By Carolina Fowler, Marketing and Communications intern
My summer as a Marketing and Communications intern for Awamaki bookmarks a shift, a paradigm of sorts, in my life. There is something that is so beautiful about being an outsider that is welcomed within a new place by others that you could say “belong” there. Such an experience can be a catalyst for change, it was for me anyway.
My job, for the 10 weeks that I resided in Ollantaytambo, was to create a directory of the 168 women that Awamaki works to empower. Much of what this project entailed, was what I made it to be. At first, this was incredibly daunting, as I had just finished my first year of college with no real marketing or communications experience, beyond my own twitter account. Influences such as weak WiFi, power outages, and a lack of fluency in a language which inhibited communication made the work hard at times, and at others nearly impossible. So, I teamed up with the incredible Monitoring and Evaluations team to travel to, and experience all eight of the cooperatives Awamaki works with. The M&E team were surveying all of the women for data as I was taking photographs for the directory. We had the unique opportunity to meet 160 of all 168 women.
One of the most impactful lessons that I will forever carry with me came from those 160 women. Coming to Peru is an incredible experience, visiting the indigenous communities is invaluable, but there is something about living around these women, about experiencing life from their point of view, that brings you to your knees in awe. These women taught me what it means to stand on my own two feet as a woman with pride.

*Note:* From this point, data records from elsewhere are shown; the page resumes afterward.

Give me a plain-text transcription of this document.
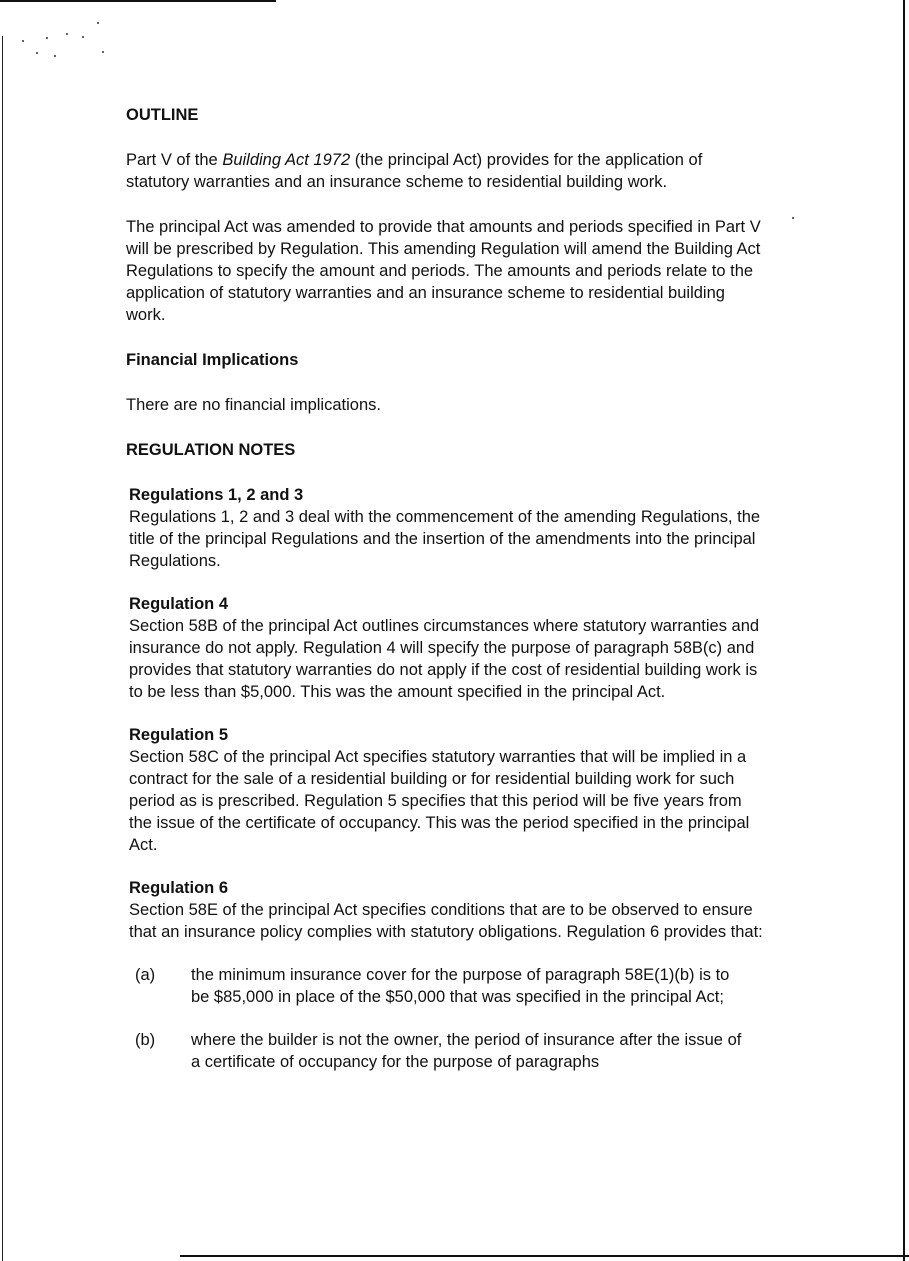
OUTLINE

Part V of the Building Act 1972 (the principal Act) provides for the application of statutory warranties and an insurance scheme to residential building work.

The principal Act was amended to provide that amounts and periods specified in Part V will be prescribed by Regulation. This amending Regulation will amend the Building Act Regulations to specify the amount and periods. The amounts and periods relate to the application of statutory warranties and an insurance scheme to residential building work.

Financial Implications

There are no financial implications.

REGULATION NOTES

Regulations 1, 2 and 3

Regulations 1, 2 and 3 deal with the commencement of the amending Regulations, the title of the principal Regulations and the insertion of the amendments into the principal Regulations.

Regulation 4

Section 58B of the principal Act outlines circumstances where statutory warranties and insurance do not apply. Regulation 4 will specify the purpose of paragraph 58B(c) and provides that statutory warranties do not apply if the cost of residential building work is to be less than $5,000. This was the amount specified in the principal Act.

Regulation 5

Section 58C of the principal Act specifies statutory warranties that will be implied in a contract for the sale of a residential building or for residential building work for such period as is prescribed. Regulation 5 specifies that this period will be five years from the issue of the certificate of occupancy. This was the period specified in the principal Act.

Regulation 6

Section 58E of the principal Act specifies conditions that are to be observed to ensure that an insurance policy complies with statutory obligations. Regulation 6 provides that:

(a)	the minimum insurance cover for the purpose of paragraph 58E(1)(b) is to be $85,000 in place of the $50,000 that was specified in the principal Act;
(b)	where the builder is not the owner, the period of insurance after the issue of a certificate of occupancy for the purpose of paragraphs
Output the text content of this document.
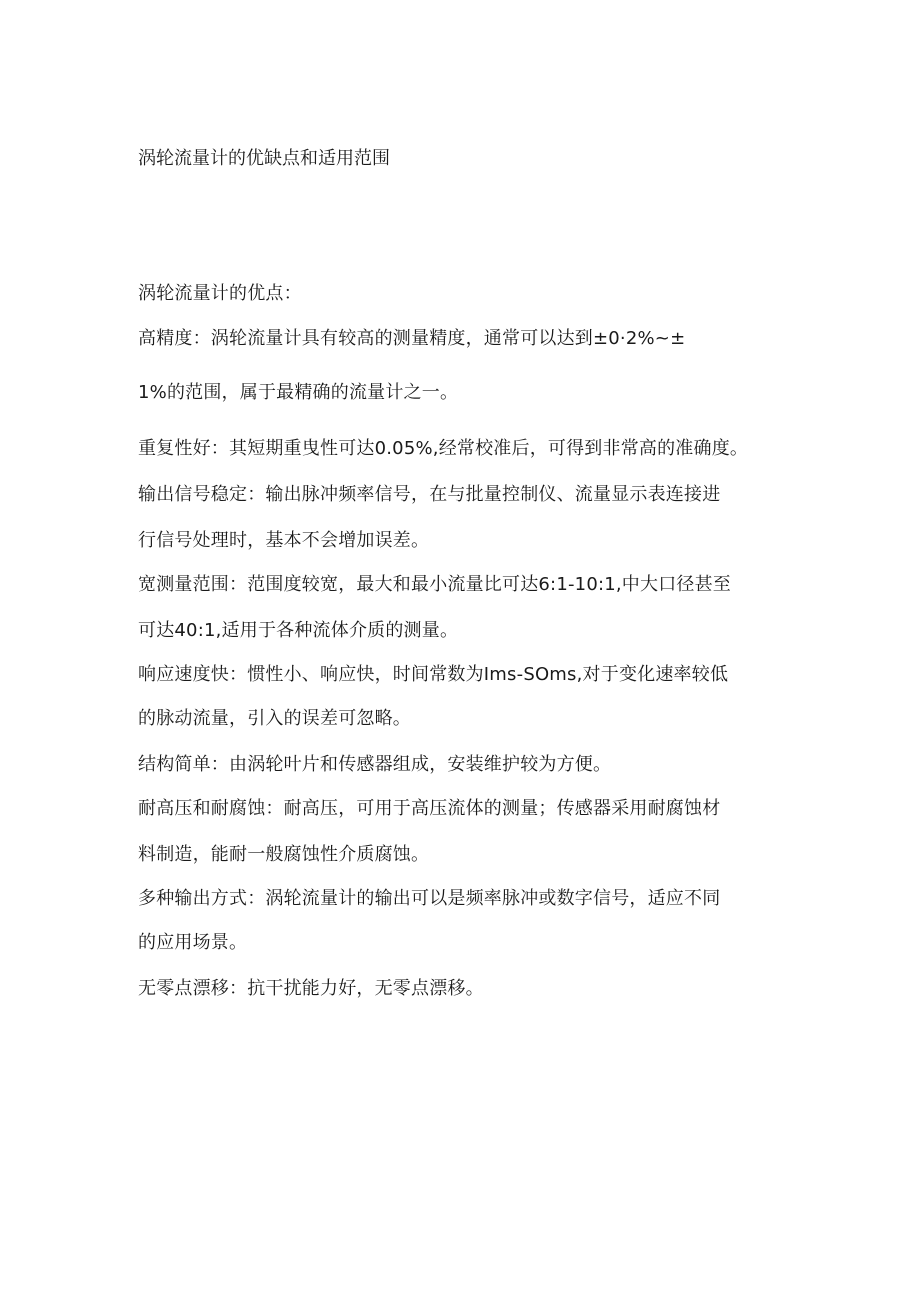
涡轮流量计的优缺点和适用范围
涡轮流量计的优点：
高精度：涡轮流量计具有较高的测量精度，通常可以达到±0·2%~±
1%的范围，属于最精确的流量计之一。
重复性好：其短期重曳性可达0.05%,经常校准后，可得到非常高的准确度。
输出信号稳定：输出脉冲频率信号，在与批量控制仪、流量显示表连接进
行信号处理时，基本不会增加误差。
宽测量范围：范围度较宽，最大和最小流量比可达6:1-10:1,中大口径甚至
可达40:1,适用于各种流体介质的测量。
响应速度快：惯性小、响应快，时间常数为Ims-SOms,对于变化速率较低
的脉动流量，引入的误差可忽略。
结构简单：由涡轮叶片和传感器组成，安装维护较为方便。
耐高压和耐腐蚀：耐高压，可用于高压流体的测量；传感器采用耐腐蚀材
料制造，能耐一般腐蚀性介质腐蚀。
多种输出方式：涡轮流量计的输出可以是频率脉冲或数字信号，适应不同
的应用场景。
无零点漂移：抗干扰能力好，无零点漂移。
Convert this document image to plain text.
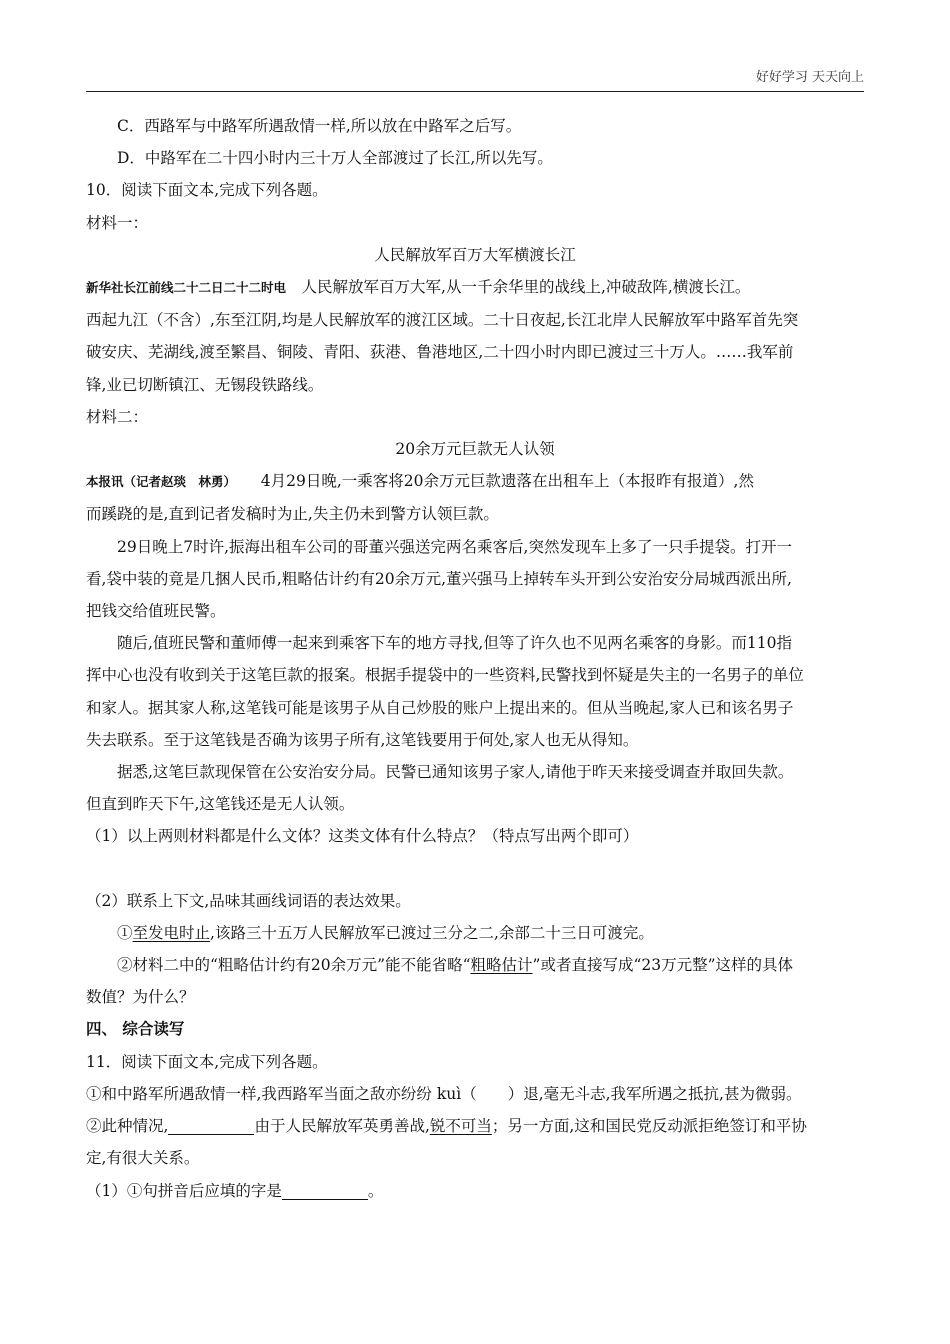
好好学习 天天向上
C．西路军与中路军所遇敌情一样,所以放在中路军之后写。
D．中路军在二十四小时内三十万人全部渡过了长江,所以先写。
10．阅读下面文本,完成下列各题。
材料一：
人民解放军百万大军横渡长江
新华社长江前线二十二日二十二时电　 人民解放军百万大军,从一千余华里的战线上,冲破敌阵,横渡长江。
西起九江（不含）,东至江阴,均是人民解放军的渡江区域。二十日夜起,长江北岸人民解放军中路军首先突
破安庆、芜湖线,渡至繁昌、铜陵、青阳、荻港、鲁港地区,二十四小时内即已渡过三十万人。……我军前
锋,业已切断镇江、无锡段铁路线。
材料二：
20余万元巨款无人认领
本报讯（记者赵琰　林勇）　　 4月29日晚,一乘客将20余万元巨款遗落在出租车上（本报昨有报道）,然
而蹊跷的是,直到记者发稿时为止,失主仍未到警方认领巨款。
29日晚上7时许,振海出租车公司的哥董兴强送完两名乘客后,突然发现车上多了一只手提袋。打开一
看,袋中装的竟是几捆人民币,粗略估计约有20余万元,董兴强马上掉转车头开到公安治安分局城西派出所,
把钱交给值班民警。
随后,值班民警和董师傅一起来到乘客下车的地方寻找,但等了许久也不见两名乘客的身影。而110指
挥中心也没有收到关于这笔巨款的报案。根据手提袋中的一些资料,民警找到怀疑是失主的一名男子的单位
和家人。据其家人称,这笔钱可能是该男子从自己炒股的账户上提出来的。但从当晚起,家人已和该名男子
失去联系。至于这笔钱是否确为该男子所有,这笔钱要用于何处,家人也无从得知。
据悉,这笔巨款现保管在公安治安分局。民警已通知该男子家人,请他于昨天来接受调查并取回失款。
但直到昨天下午,这笔钱还是无人认领。
（1）以上两则材料都是什么文体？这类文体有什么特点？（特点写出两个即可）
（2）联系上下文,品味其画线词语的表达效果。
①至发电时止,该路三十五万人民解放军已渡过三分之二,余部二十三日可渡完。
②材料二中的“粗略估计约有20余万元”能不能省略“粗略估计”或者直接写成“23万元整”这样的具体
数值？为什么？
四、 综合读写
11．阅读下面文本,完成下列各题。
①和中路军所遇敌情一样,我西路军当面之敌亦纷纷 kuì（　　）退,毫无斗志,我军所遇之抵抗,甚为微弱。
②此种情况,	由于人民解放军英勇善战,锐不可当；另一方面,这和国民党反动派拒绝签订和平协
定,有很大关系。
（1）①句拼音后应填的字是	。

I think the other important lesson I learned pertains to living in another country for over two months. When your parents are oceans and continents away, there is a certain level of responsibility you must take for yourself. I learned so much about life in such a comparatively short span of living. I grew up a lot while living in Peru, and I did it while surrounded by people who very quickly became like family.
I came to Awamaki in search of an experience that might guide me on whether or not non-profit work was for me. I got that, but so much more. I gained lifelong friends, hilarious stories, a newfound reverence for women and perhaps most importantly, I lost my fear of growing up. Working for a nonprofit was incredible and I am so thankful for the work experience that Awamaki provided me with. But at the end of the day, I am more thankful for the life experience Awamaki gave me—that was what changed my life in the most lasting way.